Detection engine scheduler stuck after upgrade

Hello,

I have encountered an issue where after the detection engine rule scheduling, got stuck after upgrade from 7.7.1 to 7.8. I have a setup with two Kibana nodes and there were no other issues during the upgrade, but none of the rules were rescheduled to run after upgrade, they were stuck over the weekend, last run was reported correctly with time before the update.

I had to deactivate and re-activate all rules to get them unstuck. I haven't noticed this issue before, not even sure how to troubleshoot it. I checked Kibana logs, but there were no logs from detection engine or task manager.

Is this some known bug with detection engine? I tried to look over github issues, but haven't found anything relevant.

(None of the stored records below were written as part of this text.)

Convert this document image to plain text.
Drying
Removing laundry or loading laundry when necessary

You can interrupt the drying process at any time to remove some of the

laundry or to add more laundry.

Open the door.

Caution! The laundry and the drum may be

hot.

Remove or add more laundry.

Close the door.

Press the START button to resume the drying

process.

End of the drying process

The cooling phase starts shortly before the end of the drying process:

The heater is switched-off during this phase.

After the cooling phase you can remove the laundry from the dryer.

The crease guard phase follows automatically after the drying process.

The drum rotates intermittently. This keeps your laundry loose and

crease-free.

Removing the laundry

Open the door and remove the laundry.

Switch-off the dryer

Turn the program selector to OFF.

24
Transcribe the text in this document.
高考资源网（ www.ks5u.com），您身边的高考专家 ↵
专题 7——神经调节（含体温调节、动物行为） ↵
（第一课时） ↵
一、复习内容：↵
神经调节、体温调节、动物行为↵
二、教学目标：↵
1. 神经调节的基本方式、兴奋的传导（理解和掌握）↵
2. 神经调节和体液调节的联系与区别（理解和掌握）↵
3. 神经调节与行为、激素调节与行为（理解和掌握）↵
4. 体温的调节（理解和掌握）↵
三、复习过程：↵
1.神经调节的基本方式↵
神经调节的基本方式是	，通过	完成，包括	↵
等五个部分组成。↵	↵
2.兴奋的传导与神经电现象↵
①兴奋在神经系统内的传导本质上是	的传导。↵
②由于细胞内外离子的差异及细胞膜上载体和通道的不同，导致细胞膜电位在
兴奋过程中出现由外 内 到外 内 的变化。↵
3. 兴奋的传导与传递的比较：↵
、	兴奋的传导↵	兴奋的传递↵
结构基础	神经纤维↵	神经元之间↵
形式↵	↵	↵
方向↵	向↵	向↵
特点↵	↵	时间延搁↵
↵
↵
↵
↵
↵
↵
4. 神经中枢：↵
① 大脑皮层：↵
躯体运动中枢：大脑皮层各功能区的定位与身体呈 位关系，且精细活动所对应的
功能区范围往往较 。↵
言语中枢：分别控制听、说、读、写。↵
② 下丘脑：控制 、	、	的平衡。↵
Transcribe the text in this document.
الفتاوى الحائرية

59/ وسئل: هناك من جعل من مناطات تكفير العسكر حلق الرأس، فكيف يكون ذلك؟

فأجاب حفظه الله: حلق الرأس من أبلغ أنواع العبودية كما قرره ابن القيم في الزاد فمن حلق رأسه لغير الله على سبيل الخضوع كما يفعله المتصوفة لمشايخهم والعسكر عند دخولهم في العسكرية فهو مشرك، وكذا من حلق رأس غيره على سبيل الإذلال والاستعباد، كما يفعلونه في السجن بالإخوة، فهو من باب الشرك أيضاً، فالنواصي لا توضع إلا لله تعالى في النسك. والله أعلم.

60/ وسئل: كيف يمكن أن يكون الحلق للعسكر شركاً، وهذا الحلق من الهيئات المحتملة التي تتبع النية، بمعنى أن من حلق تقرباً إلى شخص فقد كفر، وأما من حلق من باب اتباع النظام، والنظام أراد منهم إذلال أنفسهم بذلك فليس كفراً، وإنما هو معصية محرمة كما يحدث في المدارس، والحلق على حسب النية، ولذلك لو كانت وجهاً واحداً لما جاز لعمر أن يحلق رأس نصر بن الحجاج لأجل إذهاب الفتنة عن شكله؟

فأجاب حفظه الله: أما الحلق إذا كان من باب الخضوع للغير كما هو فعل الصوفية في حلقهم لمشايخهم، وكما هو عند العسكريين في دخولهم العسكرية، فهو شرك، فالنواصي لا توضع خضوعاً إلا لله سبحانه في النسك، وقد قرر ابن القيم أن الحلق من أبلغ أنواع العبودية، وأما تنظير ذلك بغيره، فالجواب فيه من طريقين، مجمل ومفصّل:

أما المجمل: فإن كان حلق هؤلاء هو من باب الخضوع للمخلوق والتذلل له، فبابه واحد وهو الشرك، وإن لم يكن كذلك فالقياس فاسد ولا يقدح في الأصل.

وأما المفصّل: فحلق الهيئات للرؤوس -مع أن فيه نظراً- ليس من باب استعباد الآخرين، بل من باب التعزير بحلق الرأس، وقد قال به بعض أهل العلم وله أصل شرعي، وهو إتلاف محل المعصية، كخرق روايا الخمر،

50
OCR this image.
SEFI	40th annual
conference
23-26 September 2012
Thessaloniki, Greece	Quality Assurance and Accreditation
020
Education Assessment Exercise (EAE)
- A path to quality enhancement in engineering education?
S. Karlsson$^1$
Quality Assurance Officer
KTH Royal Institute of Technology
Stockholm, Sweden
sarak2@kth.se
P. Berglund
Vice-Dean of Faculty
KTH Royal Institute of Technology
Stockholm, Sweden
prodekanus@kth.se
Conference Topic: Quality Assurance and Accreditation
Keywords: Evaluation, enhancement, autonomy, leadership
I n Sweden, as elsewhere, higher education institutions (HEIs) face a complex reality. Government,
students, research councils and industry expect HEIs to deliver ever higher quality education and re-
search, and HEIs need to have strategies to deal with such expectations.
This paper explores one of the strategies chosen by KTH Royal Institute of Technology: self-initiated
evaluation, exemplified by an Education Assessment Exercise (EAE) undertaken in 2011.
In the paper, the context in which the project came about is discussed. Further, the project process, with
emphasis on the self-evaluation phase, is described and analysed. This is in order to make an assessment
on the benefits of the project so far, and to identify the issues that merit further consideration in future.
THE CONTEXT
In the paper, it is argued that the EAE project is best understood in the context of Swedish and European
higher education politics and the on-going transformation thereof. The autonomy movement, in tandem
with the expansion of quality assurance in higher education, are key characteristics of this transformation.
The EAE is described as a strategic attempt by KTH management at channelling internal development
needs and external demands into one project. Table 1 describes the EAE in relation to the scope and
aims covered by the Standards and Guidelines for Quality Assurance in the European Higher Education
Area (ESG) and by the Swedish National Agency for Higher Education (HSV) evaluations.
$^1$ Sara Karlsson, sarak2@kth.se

It seems that I was a bit premature in thinking that the deactivation and reactivation of rules will help. The rules get executed once then it's stuck again.

One thing I noticed, when I go to Stack Management/Alerts and find any rule, even newly created one, and try to open it I get following:

Based on logs, the error happens when accessing /api/alert/alert-id/state. I can confirm this error using the API:

curl -k -X GET "https://127.0.0.1/api/alert/b1f7c791-cfc7-458a-8f09-0f0371b7592a/state" -H 'Content-Type: application/json' -H 'kbn-xsrf: true' -u elastic
Enter host password for user 'elastic':
{"statusCode":404,"error":"Not Found","message":"Saved object [task/49d66770-b476-11ea-a909-bd7923da034c] not found"}

We haven't seen this yet anywhere. This is an unusual one. Typically an error such as this:

Saved object [task/49d66770-b476-11ea-a909-bd7923da034c] not found

Indicates that the task was picked up and run by possibly another Kibana instance and then removed or it was manually deleted by something. If you go to the rules details screen do you see any error messages or hints there?

There were no error messages in the rule details screen.

There was a third Kibana instance that was used for one of our clients, as a way to have multi-tenancy way back before spaces existed, it had it's own .kibana-client index and own copy ofkibana_system role, but I guess the .kibana_task_manager-* indices were not separated and that may have broke it (although this instance didn't use SIEM or any of the alerting features).

Second thing I noticed, the reserved kibana_system role doesn't have any privileges for .kibana_task_manager-* how can it write into this system index if there are no privileges?

I tried two things, shutting down the third Kibana instance that had custom kibana index, and created role which grants kibana user all privileges to .kibana_task_manager-*. After I deactivated and reactivated the rules task scheduling is working, even after several hours.

Now I have removed the custom privilege for .kibana_task_manager-* from kibana user and it's still working. So I guess the third instance was the problem, although I had no previous problems with it until 7.8.

Yeah this could be causing the issues if you have a third Kibana instance that was using the same .kibana-task-manager but a different .kibana index than the other two.

The kibana task manager uses the .kibana-task-manager index to communicate task sharing between all the other kibana instances, so if you have one kibana instance you are using which has a different .kibana index for saved objects you really do want to also change your .kibana-task-manager to not be shared or you might run into less tested territory as well as some unwanted side effects.

Basically a rule will activate and create a new task in the task manager index (.kibana-task-manager indicating any Kibana instance is allowed to "steal the task". All the kibana instances each have a poll cycle that checks periodically against the .kibana-task-manager to see if there is an available task they can pick up. If there is, then that kibana instance will mark the document as taken by typically deleting the task.

That Kibana instance then executes the task which would be a rule execution. If that rule's saved object does not exist because that Kibana is searching within its .kibana saved objects index and it is disjointed you will end up with at least a failed rule execution.

More technical information about task manager is here:

Why you might not have had previous problems is a variety of reasons. You could have gotten lucky and the other Kibana instance sharing the task manager never picked up the alerting tasks previously and now that you upgraded your ordering/luck has changed and now it started picking them up.

I think you did the right thing by disjoining the .kibana-task-manager index from the saved object index since they were shared if you're trying to segregate data from instances.

Thanks for the great explanation and pointing me to the task manager README, I'll definitely through read it as I feel it's becoming a big part of Kibana.